Carrum MP Sonya Kilkenny maintained her hold on Carrum, after easily defeating the former member, Liberal Donna Bauer.
Ms Bauer held the seat until the 2014 election, when she was narrowly defeated by Ms Kilkenny with a gap of just 1.4 percent separating the two
A massive 11.7 percent swing towards the Labor Party saw the difference widen to 24.8 percent in Carrum at the close of counting on election night. With a swing of more than 10 percent needed to change the result, Ms Kilkenny will be considered sitting in a safe seat going into the next election.
Ms Kilkenny took to Facebook to thank her supporters.
“Your support has been overwhelming and means everything to me,” she said.
“Thank you for giving me the incredible opportunity to work for you for another four years. Together, we’ll keep getting things done.”
Mordialloc will also become a safe Labor seat, after Labor MP Tim Richardson consolidated his position with a big win over Kingston councillor and Liberal candidate Geoff Gledhill.
With 77.3 percent of the vote counted from this weekend, Mr Richardson had widened the gap from 4.2 percent in 2014 to 29.5 percent on a two party preferred basis.
“To be re-elected as the Member for Mordialloc is a profound privilege. The people of Mordialloc have put their trust in me and Andrews Labor Government for a second time, and I intend to live up to that trust once again,” Mr Richardson said.
“I got back to work on the Monday after the election with a clear plan to get things done. The Mordialloc Freeway will be out to tender shortly, our work to remove the Level Crossings in Cheltenham and Mentone will start in December, and the Level Crossing removals at Edithvale, Chelsea, and Bonbeach will begin next year.”
The results for Mr Richardson in Mordialloc and Ms Kilkenny in Carrum were two of a large number of impressive Labor wins across Victoria on Saturday night.
Frankston MP Paul Edbrooke also comfortably defeated Liberal candidate Michael Lamb to book a second term as the member for Frankston.
With 72.8 percent of the vote counted, a close to 10 percent swing towards the Labor party in Frankston had been recorded. The difference between both major parties stood at 1 percent in the 2014 election, it currently stands at 20 percent.
Heading into the election the seat was Labor’s most marginal.

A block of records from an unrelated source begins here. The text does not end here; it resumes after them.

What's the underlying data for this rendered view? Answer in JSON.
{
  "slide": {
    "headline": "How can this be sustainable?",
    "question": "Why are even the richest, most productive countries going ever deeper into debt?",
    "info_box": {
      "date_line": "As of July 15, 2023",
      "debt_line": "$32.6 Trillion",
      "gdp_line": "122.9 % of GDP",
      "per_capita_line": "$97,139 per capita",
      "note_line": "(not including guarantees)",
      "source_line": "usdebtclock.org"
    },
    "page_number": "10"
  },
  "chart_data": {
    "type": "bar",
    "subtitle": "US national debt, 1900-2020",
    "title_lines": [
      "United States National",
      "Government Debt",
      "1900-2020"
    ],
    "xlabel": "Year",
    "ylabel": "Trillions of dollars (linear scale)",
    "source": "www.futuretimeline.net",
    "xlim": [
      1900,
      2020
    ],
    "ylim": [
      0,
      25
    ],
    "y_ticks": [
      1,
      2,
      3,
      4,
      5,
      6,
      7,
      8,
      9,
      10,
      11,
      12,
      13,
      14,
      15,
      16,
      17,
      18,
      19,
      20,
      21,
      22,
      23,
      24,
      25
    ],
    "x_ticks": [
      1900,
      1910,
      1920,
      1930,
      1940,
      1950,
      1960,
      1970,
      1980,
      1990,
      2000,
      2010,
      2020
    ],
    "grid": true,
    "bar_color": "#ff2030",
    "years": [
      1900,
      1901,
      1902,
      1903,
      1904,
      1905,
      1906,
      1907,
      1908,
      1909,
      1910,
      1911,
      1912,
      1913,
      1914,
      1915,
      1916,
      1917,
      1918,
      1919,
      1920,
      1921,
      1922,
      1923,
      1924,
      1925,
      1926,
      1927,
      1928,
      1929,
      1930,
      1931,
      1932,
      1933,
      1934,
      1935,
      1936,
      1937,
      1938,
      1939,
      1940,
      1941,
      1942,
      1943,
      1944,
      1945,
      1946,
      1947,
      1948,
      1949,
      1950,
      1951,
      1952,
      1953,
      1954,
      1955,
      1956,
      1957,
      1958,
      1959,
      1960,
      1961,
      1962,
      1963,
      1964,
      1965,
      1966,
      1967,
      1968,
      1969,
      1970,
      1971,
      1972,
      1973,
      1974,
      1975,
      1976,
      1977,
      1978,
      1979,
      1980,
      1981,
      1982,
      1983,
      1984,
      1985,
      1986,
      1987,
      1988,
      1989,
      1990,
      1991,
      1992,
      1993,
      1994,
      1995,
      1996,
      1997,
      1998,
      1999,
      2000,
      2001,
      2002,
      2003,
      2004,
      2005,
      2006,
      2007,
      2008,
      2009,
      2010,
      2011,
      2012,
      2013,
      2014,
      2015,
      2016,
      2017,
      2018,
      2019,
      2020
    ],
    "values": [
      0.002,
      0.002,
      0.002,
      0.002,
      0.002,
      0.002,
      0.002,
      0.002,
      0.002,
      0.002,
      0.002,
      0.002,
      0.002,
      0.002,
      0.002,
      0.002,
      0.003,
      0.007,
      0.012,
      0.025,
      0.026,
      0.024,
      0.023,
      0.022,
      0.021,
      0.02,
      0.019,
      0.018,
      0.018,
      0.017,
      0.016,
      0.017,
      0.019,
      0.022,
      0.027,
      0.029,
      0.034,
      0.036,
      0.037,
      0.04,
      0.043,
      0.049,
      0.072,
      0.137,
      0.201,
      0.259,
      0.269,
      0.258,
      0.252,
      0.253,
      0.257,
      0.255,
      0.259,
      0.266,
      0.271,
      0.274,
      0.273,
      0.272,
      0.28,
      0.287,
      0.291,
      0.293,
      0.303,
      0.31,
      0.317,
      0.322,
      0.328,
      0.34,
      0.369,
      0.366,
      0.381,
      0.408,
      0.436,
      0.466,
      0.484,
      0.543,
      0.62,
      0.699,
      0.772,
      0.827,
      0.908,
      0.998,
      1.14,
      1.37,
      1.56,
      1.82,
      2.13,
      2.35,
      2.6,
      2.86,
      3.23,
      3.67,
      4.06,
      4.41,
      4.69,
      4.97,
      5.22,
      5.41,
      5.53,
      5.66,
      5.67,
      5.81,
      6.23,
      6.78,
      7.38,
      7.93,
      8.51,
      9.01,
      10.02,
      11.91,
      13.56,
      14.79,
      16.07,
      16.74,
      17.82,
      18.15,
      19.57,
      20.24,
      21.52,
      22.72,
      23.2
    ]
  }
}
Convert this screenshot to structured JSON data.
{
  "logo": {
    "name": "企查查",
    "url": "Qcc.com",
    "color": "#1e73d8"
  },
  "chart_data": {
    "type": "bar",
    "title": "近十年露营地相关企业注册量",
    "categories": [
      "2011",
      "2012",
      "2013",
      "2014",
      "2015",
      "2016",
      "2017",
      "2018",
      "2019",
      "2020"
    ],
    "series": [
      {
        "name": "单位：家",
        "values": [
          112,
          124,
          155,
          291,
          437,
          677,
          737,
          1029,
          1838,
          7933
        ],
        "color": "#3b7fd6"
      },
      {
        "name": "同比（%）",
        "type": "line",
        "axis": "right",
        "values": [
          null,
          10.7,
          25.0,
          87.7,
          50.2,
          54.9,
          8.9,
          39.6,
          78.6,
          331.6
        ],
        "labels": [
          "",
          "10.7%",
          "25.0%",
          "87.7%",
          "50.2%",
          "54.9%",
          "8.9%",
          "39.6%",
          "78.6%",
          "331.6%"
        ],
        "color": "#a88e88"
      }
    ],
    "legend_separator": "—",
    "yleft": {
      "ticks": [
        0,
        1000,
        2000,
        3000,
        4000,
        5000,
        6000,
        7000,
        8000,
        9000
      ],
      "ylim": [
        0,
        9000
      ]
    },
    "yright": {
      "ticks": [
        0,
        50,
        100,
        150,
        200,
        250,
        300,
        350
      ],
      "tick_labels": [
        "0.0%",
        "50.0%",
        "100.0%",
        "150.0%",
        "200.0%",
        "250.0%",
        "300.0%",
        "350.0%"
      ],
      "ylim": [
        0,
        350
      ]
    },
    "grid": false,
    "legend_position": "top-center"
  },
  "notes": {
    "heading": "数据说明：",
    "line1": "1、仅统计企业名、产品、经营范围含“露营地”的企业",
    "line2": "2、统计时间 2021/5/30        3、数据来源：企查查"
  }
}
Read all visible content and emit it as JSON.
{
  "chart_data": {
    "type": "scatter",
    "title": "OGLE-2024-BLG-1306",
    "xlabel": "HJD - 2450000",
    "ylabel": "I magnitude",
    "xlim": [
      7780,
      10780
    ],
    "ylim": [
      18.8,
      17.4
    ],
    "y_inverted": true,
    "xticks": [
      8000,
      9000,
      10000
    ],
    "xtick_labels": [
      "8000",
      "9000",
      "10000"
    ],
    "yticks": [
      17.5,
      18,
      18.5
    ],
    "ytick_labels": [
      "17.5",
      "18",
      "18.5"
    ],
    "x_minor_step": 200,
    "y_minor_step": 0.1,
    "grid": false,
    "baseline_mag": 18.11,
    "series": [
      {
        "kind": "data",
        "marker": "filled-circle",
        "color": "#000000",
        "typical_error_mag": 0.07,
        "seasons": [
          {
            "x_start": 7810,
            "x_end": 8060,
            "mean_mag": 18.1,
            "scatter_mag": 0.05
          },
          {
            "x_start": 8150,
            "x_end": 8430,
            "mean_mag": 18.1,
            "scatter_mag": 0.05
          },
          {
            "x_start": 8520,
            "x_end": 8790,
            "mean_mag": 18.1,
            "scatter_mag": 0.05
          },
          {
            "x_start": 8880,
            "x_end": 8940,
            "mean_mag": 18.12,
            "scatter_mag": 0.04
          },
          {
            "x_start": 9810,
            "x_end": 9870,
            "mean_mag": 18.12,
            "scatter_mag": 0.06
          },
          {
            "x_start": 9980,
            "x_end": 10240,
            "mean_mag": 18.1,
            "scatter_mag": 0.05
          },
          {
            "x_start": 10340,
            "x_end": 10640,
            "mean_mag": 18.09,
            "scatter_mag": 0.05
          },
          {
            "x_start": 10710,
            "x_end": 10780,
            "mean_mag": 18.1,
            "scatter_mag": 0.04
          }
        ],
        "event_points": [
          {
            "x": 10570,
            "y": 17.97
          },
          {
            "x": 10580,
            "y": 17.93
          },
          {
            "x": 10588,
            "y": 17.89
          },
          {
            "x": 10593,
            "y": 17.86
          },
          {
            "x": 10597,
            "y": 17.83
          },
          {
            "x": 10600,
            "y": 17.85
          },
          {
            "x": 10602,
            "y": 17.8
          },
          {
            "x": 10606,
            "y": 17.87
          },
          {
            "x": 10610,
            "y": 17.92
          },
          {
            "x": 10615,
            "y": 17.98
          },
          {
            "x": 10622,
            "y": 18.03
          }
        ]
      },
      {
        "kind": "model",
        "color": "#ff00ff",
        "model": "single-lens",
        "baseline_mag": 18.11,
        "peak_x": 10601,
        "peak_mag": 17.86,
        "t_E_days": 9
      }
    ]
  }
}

Remarkably, given a swing of 10 percent would be required to swing the result, the Australian Electoral Commission would consider Frankston a safe seat if the result remains unchanged.
The main event pledge of Mr Edbrooke’s campaign was the commitment of $562 million of state government funds to expand Frankston Hospital.
“We’ve already got the planning for the hospital, hopefully by the start of next year we’ve started construction, and before the next election we hope to have it constructed. What we’ve heard over the last four years is what we’ve been doing is great, new stations, Overton Road, Chisholm TAFE, school investment. But they want more resources at the hospital so people in Frankston and on the peninsula don’t have to go all the way to the Monash on the weekend if their kid gets a bump on the head,” Mr Edbrooke said.
“It’s a great endorsement that people in Frankston want to be listened to. They want their opinions taken into account. They want Frankston to be at the forefront of state politics, which we’ve done over the last four years. This is an indictment that people in Frankston won’t be scared into voting for people.”
Shock results also occurred south of the sandbelt, where three safe Liberal seats on the Mornington Peninsula face strong surprise challenges from the Labor party.
Labor candidate Chris Brayne holds a narrow lead over Liberal candidate Russell Joseph in the safe Liberal seat of Nepean, and could be set to claim a shock win.